Hello I am doing a study in which I would analyze trace data collected by the Intel®Trace Analyzer and Collector. Any directions or leads on where I could find this data would be very much appreciated!
That is a very generic question. Can you provide more detail of what you are seeking? The Intel® Trace Analyzer and Collector has two components. The Trace Collector will instrument and collect data on your MPI calls (with an API and capability to instrument user code as well). This data is the trace. The trace can then be opened in Trace Analyzer to analyze it.
I am looking for data that will show how fast machines complete and return MPI calls in relations to other machines. My goal is to find a record of machines that take longer to complete the MPI calls possibly causing bottlenecks for the other machines that are forced to wait for their completion.
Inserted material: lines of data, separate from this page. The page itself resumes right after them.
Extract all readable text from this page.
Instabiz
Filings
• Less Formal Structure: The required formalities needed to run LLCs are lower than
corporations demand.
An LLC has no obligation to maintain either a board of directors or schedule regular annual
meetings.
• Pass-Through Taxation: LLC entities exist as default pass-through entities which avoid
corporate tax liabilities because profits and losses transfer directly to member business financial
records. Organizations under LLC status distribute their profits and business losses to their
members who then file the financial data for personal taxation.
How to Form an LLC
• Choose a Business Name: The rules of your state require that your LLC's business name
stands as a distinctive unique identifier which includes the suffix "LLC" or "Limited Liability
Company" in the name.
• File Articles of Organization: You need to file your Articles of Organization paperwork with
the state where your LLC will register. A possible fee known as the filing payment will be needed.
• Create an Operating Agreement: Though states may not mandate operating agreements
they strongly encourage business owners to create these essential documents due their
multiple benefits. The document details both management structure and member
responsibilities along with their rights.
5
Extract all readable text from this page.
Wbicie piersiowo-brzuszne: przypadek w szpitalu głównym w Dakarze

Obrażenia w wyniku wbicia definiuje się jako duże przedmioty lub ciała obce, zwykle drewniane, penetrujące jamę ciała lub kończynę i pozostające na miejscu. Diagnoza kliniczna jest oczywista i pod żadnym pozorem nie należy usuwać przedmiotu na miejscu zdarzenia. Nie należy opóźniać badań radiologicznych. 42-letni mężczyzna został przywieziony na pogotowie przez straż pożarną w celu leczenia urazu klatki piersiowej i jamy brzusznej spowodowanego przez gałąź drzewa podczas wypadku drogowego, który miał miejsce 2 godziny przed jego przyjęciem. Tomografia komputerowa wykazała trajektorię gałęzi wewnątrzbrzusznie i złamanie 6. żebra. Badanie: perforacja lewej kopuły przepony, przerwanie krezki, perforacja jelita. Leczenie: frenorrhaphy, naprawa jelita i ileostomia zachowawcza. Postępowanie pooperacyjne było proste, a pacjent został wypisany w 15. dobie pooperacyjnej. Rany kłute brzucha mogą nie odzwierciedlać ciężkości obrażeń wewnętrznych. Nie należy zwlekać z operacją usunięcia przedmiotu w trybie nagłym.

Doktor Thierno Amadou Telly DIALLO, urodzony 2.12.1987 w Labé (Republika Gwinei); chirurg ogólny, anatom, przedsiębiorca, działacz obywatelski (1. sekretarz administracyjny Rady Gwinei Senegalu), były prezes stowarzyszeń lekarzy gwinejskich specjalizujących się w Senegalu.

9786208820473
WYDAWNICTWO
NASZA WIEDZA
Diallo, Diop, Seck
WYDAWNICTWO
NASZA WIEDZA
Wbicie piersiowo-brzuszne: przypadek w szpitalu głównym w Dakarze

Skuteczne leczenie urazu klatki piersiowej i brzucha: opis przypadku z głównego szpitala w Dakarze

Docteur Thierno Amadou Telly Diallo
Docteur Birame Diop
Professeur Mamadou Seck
Is your question mostly about how to use the Intel® Trace Analyzer and Collector (ITAC)? If you have an MPI application in mind already, then the data on how long an MPI call takes is easily provided by the ITAC tool.
I would do the following:
Note that when transferring the trace files from one machine to another, make sure to copy all *.stf* files (not just the main .stf). If your application is fairly small, you can even create a single trace file (if you have questions on how to do that, just reply back and I'll give you that option).
If you've never used the GUI before, we have a pretty nice tutorial posted online. Or you're welcome to ask questions here.
I don't have a MPI application, I am trying to get a "real-world" pattern of an MPI process where certain machines run slower than others, and possible cause bottlenecks for the other machines.
Ah, that's a different issue. When you say "certain machines run slower than others", do you mean that all of the machines are involved in running a single parallel MPI application but some are waiting around for a rank/machine to finish before they can continue? Or do you mean an MPI application will run slower on some machines and faster on others (e.g. differences in architecture, cache size, etc. affect the performance of the application)?
I am looking for a scenario where many machines are running a single parallel MPI application but some are waiting around for a rank/machine to finish before they can continue, however the reasons that some machines finish faster than others possible due to some of the reasons you listed such as differences in architecture, cache size.
I can recommend trying one of the example applications we ship with the tool that implements a poisson solver. In the unoptimized version, the application causes a serialized bottleneck where some ranks have to wait on others to finish before being able to continue.
Unfortunately, I'm not sure that would fulfill the second part of your requirement (even in a bottleneck situation, the cache size or architecture affects how fast a message is passed). It might, I just haven't tested it. That would really depend on what type of optimizations the underlying MPI library implements when doing the message passing.
To check out the poisson application, look at <install_dir>//itac/9.0.2.045/examples/poisson/.
Maybe others on this forum know other applications they can recommend.
You can grab an evaluation copy of the Intel Parallel Studio XE Cluster Edition that includes the tool. That will allow you to run MPI applications and create traces files with ITAC. Check out the main Parallel Studio XE page for an eval - they're free for 30 days.
If you don't have access to a cluster setup, I can also send you trace files that I've created in the past and you can view them using the GUI only (so you don't have to compile and run anything). But that would be limited to whatever environment I used at the time. For this one, you still need to install the tool.
Finally, if you don't want to install anything, I can send you some screenshots of a specific area you're interested in. You can go to the main ITAC page to see examples of what those screenshots will be.
Let me know,
Aaron and I resolved this via email. If anyone else needs access to this, make sure to register for an eval of the "Intel Parallel Studio XE Cluster Edition for Fortran and C++". That includes all the MPI tools that Intel provides.